In the circumstances the Doctor invited some of the Jews, including Dr. de Lara, to hear him elsewhere. Just as the Doctor was about to address the meeting Dr. de Lara placed a letter in his hands. It commenced with the words, “Dear and Honoured Sir,” and proceeded to raise questions which, with the more general parts of the letter, occupied about 120 lines of print. It was a letter which a Jew might write on such an occasion, though it was obviously unfair to expect an answer to be given on the spot. However, the Doctor described it as having a candour that was quite attractive; its points were stated distinctly, and the view of the writer boldly averred.
At the meeting Dr. Thomas dealt with the letter in a general way. When the meeting was over Dr. de Lara apologised for having handed the letter over at such a moment. In reply Dr. Thomas intimated that on the following Sunday night he would lay before the audience the Mosaic and Nazarene teaching concerning God. The answer to Dr, de Lara is given in several articles in the Herald.
In his opening words Dr. Thomas emphasised the importance of the subject, quoting the words of Jesus, “This is the life of the Aion that they should understand Thee, the only true God, and Jesus Anointed whom Thou sendest.” As the subject was developed in subsequent numbers he directed attention to the names or titles by which God made Himself known in the pages of the Old Testament, calling attention to the fact that certain of them implied plurality and yet at the same time insisted on the unity of God. Thus the name “the Lord God” was, in the Hebrew, Yahweh Elohim, the first being singular and the second plural. Yahweh was the God; the Elohim were those through whom His will and commands were carried out. He summed up the idea in the words, “The Mosaic and prophetic revelation concerning Deity is that there is one Power multitudinously manifested.”
There can be little doubt that the Doctor’s brush with the Jews of New York, and particularly with Dr.de Lara caused him to study the Scriptural teaching about God more deeply than before. His ideas on the subject became more developed and his teaching more definite, as a comparison of what is said in Elpis Israel and in his later works shows clearly. The incident was therefore an important one in his career.
In the course of his exposition Dr. Thomas dealt with the revelation of God to Moses at the bush in Horeb. He expressed it in the words: “The Memorial name in its simplest form is ehyeh asher ehyeh, I shall be who I shall be”; he defined the term ehyeh as first person singular, future tense, of the verb to be. With this as a foundation principle, he went on to show that the Messiah who had been promised, as all Jews admitted, was to be a man of Adam’s race, the Seed of the woman yet the Son of God; that he was to be killed, then to rise from the dead, and finally, destroy the power that had held him. All this was supported by Scriptural allusions, marshalled in a characteristic and convincing manner. Dr. Thomas referred to the sayings of Jesus as recorded in the gospel of John, such as “I am the bread of life,” “I am the bread that came down from heaven,” and “the bread I will give is my flesh.”
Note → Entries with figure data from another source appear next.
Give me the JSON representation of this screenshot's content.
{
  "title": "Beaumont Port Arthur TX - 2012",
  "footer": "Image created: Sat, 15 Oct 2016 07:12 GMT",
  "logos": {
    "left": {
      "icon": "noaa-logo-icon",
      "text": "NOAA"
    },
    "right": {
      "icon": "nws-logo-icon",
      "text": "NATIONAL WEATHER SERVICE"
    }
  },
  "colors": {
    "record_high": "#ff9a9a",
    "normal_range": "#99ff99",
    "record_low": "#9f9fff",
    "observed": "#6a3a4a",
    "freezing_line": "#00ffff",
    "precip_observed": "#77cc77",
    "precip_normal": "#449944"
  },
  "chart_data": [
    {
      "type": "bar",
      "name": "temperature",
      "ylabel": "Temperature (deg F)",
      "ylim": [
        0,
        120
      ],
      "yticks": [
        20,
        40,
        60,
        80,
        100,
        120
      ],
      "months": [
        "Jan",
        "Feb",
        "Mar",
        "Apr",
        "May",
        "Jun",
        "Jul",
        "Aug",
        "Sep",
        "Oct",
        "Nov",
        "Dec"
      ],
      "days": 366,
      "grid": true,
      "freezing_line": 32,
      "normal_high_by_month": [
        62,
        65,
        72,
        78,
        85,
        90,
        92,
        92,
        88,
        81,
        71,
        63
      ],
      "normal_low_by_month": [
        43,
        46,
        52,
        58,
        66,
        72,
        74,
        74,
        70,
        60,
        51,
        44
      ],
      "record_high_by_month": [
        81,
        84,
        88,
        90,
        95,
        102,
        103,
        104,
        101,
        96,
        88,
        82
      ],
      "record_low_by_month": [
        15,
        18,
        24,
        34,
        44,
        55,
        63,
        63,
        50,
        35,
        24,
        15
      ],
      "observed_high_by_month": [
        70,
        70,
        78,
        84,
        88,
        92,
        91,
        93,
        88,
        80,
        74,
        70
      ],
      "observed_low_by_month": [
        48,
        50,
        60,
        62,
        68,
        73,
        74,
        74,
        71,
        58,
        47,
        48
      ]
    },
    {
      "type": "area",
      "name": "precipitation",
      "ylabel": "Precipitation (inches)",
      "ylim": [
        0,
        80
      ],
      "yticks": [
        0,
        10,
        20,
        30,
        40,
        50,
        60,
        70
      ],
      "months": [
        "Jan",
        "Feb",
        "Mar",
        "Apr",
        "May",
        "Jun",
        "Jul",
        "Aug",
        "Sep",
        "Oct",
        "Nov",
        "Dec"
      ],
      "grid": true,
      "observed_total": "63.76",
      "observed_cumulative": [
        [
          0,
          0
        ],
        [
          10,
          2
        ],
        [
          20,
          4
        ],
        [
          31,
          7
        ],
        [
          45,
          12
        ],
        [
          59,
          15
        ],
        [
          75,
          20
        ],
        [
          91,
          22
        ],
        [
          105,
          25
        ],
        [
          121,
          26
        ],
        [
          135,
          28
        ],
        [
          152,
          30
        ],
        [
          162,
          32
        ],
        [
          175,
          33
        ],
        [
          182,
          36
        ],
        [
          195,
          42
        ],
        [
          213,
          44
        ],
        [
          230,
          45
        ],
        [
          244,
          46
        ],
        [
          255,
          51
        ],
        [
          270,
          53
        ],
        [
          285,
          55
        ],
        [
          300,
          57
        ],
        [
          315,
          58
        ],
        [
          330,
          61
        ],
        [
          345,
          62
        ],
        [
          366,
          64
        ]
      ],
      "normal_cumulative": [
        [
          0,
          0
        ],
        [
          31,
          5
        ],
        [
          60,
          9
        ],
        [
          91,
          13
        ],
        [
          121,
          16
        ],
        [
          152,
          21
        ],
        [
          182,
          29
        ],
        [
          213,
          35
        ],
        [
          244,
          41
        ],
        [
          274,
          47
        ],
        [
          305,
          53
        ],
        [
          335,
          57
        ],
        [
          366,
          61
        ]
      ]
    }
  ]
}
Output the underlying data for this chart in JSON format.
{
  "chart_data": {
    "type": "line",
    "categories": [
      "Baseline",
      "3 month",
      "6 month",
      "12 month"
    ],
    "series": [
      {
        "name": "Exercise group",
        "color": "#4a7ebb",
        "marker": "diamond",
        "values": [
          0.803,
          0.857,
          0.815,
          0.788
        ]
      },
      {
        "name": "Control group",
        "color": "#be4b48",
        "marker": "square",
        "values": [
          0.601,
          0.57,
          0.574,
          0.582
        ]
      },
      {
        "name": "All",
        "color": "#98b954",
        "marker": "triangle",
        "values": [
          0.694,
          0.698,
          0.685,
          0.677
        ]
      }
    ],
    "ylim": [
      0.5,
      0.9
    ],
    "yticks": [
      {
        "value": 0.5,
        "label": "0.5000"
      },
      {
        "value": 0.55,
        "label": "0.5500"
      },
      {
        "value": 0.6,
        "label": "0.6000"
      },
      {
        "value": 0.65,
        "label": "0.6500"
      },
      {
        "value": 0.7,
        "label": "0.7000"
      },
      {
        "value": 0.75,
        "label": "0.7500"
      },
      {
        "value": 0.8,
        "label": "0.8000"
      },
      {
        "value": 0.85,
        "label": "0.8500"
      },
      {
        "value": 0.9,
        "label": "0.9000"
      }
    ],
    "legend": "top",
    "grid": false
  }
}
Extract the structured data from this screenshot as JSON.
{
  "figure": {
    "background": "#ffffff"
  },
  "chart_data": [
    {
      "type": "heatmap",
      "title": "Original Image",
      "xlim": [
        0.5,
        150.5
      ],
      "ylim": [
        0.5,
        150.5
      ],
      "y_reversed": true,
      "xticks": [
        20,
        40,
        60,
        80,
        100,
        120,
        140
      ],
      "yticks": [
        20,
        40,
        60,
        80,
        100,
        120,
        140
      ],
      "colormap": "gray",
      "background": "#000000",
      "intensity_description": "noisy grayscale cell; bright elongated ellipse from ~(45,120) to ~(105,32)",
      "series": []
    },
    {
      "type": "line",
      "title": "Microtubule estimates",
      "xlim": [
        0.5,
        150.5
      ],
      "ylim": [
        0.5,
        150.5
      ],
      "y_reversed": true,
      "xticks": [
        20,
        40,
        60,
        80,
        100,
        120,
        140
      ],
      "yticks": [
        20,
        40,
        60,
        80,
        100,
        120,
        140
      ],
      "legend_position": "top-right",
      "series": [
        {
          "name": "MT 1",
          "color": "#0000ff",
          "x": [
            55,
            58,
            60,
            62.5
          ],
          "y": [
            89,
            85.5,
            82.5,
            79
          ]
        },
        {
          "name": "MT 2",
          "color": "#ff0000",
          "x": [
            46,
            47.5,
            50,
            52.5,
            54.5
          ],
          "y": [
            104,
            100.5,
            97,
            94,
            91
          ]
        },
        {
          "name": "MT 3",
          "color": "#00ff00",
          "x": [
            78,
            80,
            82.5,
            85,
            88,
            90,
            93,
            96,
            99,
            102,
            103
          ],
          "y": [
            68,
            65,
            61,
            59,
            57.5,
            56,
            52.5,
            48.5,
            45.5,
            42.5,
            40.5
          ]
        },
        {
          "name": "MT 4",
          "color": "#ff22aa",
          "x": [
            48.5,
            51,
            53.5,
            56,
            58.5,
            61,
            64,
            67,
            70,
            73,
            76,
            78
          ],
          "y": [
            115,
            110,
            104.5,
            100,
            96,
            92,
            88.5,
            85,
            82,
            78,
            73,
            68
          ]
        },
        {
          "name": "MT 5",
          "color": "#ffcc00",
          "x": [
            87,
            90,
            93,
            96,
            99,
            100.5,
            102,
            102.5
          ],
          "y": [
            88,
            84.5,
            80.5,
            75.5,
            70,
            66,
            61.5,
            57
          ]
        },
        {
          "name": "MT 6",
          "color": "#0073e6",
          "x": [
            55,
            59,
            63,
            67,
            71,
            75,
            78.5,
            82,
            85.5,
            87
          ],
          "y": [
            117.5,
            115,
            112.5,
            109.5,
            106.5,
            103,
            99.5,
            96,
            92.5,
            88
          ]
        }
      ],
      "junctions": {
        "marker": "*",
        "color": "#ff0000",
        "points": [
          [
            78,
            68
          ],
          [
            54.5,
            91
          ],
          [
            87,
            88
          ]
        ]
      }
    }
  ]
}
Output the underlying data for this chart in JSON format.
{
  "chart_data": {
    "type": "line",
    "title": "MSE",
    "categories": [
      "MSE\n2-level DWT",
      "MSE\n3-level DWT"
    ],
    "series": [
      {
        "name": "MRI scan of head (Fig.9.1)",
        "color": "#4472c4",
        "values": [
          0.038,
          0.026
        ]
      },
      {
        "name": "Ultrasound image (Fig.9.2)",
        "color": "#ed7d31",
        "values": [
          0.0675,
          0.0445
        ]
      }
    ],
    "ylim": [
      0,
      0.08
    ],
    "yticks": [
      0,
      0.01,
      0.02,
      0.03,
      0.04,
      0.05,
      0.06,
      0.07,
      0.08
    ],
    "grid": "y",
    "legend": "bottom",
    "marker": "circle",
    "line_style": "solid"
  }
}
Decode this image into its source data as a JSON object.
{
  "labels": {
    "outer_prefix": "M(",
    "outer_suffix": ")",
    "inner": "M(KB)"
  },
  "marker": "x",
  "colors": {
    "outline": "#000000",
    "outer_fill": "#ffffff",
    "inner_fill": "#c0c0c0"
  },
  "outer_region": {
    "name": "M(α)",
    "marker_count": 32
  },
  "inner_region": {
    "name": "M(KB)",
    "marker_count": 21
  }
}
It will be seen that a very useful purpose was served by the invitation to attend the meetings by the Christian Jews of New York, and by the interposition of Dr. de Lara.
Articles continued to appear in the pages of the Herald for some time. They led to point after point being considered, setting forth the relation of Jesus to God as His Son through his birth of Mary, yet as a manifestation of God—God manifested in the flesh. In the circumstances it is no fancy that sees the hand of Providence. One practical result was the appearance, toward the end of 1869, that is twelve years after the meetings took place, of a book, or pamphlet, bearing the title Phanerosis. The title was based on a Greek word phaneros, which means open to sight; plain, manifest, or evident.